According to the Department of Justice’s Criminal Division, a Latvian man made his initial appearance earlier this month in Minneapolis following extradition from Poland for his involvement in an alleged “scareware” hacking scheme that targeted the Minneapolis Star Tribune’s website and caused millions of dollars in losses to Internet users.
Peteris Sahurovs a/k/a “Piotrek” a/k/a “Sagade,” was indicted in 2011 in the District of Minnesota on charges of wire fraud, computer fraud and conspiracy. He was arrested on the indictment in Latvia in June of 2011 and subsequently released by a Latvian court and later fled.
In November of 2016, Sahurovs was located in Poland and apprehended by Polish law enforcement, after which the U.S. began extradition proceedings.
According to reports, Sahurovs was at one time the FBI’s fifth most wanted cybercriminal and a reward of up to $50,000 had been offered for information leading to his arrest and conviction.

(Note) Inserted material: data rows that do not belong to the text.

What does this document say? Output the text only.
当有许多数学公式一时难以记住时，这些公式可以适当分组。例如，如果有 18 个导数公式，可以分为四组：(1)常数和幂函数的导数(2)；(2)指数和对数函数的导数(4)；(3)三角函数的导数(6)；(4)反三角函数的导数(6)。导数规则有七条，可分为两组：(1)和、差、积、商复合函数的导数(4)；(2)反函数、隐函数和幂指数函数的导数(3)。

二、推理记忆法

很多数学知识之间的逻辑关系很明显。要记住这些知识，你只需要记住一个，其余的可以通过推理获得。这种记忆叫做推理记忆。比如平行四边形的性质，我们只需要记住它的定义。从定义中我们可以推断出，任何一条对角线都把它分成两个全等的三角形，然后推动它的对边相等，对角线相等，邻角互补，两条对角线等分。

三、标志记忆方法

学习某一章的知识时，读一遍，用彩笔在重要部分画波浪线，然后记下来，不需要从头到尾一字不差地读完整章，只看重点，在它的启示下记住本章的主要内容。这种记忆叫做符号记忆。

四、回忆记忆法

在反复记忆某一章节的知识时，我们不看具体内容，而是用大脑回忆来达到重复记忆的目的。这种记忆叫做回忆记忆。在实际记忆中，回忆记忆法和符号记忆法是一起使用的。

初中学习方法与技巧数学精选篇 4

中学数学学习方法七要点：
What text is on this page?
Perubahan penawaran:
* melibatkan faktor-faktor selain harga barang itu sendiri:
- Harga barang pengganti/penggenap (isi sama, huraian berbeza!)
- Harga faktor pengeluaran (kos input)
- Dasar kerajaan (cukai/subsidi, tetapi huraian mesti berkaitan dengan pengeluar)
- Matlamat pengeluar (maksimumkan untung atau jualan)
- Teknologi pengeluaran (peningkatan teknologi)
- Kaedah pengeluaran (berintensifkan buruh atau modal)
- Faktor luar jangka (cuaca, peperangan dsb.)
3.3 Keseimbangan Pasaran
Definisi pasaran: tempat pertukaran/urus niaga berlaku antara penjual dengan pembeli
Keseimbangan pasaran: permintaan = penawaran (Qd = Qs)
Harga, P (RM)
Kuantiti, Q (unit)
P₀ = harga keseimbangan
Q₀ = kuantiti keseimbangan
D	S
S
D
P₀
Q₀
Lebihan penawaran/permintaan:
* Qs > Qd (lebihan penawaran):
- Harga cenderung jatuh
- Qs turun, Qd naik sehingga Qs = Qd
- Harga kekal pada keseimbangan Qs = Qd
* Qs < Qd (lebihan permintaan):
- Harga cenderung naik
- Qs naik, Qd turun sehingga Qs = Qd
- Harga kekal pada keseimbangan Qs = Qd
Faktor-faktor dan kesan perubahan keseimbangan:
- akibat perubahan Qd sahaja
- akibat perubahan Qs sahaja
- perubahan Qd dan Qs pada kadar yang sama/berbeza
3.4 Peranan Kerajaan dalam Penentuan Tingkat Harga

According to the indictment, Sahurovs and members of the conspiracy relied on fraudulent online advertising to spread their malware. The defendants allegedly created a phony advertising agency and claimed that they represented an American hotel chain that wanted to purchase online advertising space on the Minneapolis Star Tribune’s news website, startribune.com. After their advertisement began running on the website, the defendants allegedly changed the computer code in the ad so that the computers of visitors to the startribune.com were infected with malware.
The indictment alleges that the malware caused users’ computers to “freeze up” and then generate a series of pop-up warnings in an attempt to trick users into purchasing purported “antivirus” software to fix the problems created by the malware.
The “antivirus” software, if purchased, “unfroze” victim computers and stopped the pop-ups and security notifications, but the malware remained hidden on their computers. Users who failed to purchase the “antivirus” software found that all information, data and files stored on the computer became inaccessible.
The scheme purportedly generated more than $2 million in proceeds.